Cette ligne socio-libérale a toujours été la mienne. Mes votes successifs lors des élections présidentielles ont toujours été constants en ce sens.

Lorsque l’on regarde cette élection du point de vue des idées fondamentales et non plus en fonction des personnes ou des artifices de campagne, mon choix est clair; je voterai à droite.

Dans la mesure ou ce qui nous attend est d’une gravité sans précédent, je souhaite que François Bayrou qui a toujours tenu un langage de vérité et apporté des réponses précises et rationnelles aux problèmes de notre société, se voit confier des responsabilités et donner les moyens d’oeuvrer au rétablissement de notre pays, comme de l’Europe.
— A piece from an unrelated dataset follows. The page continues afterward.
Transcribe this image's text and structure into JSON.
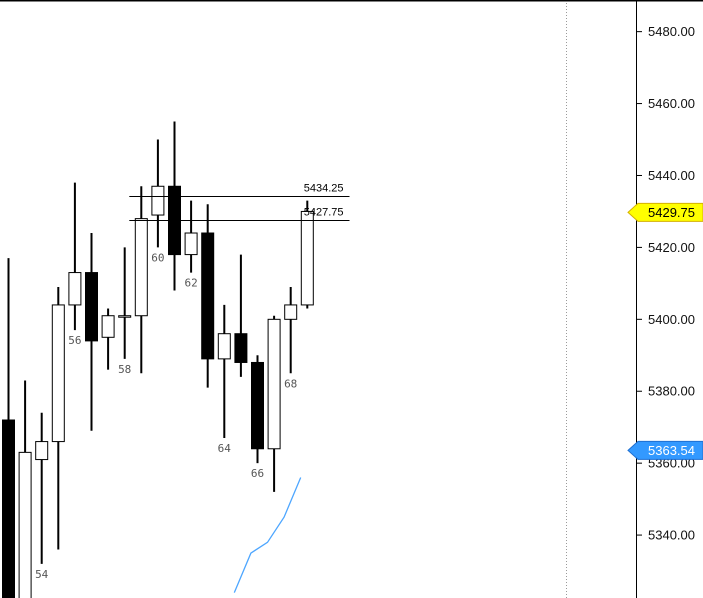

En homme d’Etat, il saura passer outre ses convenances personnelles  afin de donner sa pleine mesure pour le bien de la Nation.

Mes votes, mon choix…

1988:  1er tour; Raymond BARRE

2ème tour; Jacques CHIRAC

1995:   1er tour; Edouard BALLADUR

2ème tour; Jacques CHIRAC

2002:  1er tour François BAYROU

2ème tour; Jacques CHIRAC

2007:  1er tour; François BAYROU

2ème tour; Nicolas SARKOZY

2012:  1er tour; François BAYROU

J’annoncerai mon choix pour le 2ème tour lundi prochain.

Pour un Ministère de la Justice, du Droit et de la Moralisation de la vie publique.

Si nous voulons un jour lever le voile sur toutes les suspicions d’affaires et voir la vérité triompher dans les « affaires », du sommet de l’Etat jusqu’à la plus petite de nos collectivités, le prochain Président de la République devra révolutionner notre approche de la justice en défaisant la Chancellerie de sa tutelle.

Car la justice ne pourra jamais être complètement indépendante tant que les procureurs seront dépendants d’un Garde des Sceaux aux ordres de l’Elysée. La justice administrative sera toujours polluée par la dépendance  de la carrière des fonctionnaires à l’égard de l’Etat alors qu’ils doivent parfois le condamner.

Le prochain Président, le prochain Gouvernement et le prochain Parlement, devront s’entendre sur la nomination (élection?) d’un Garde des Sceaux indépendant à la tête d’un Ministère de la Justice, du Droit et de la Moralisation de la vie publique.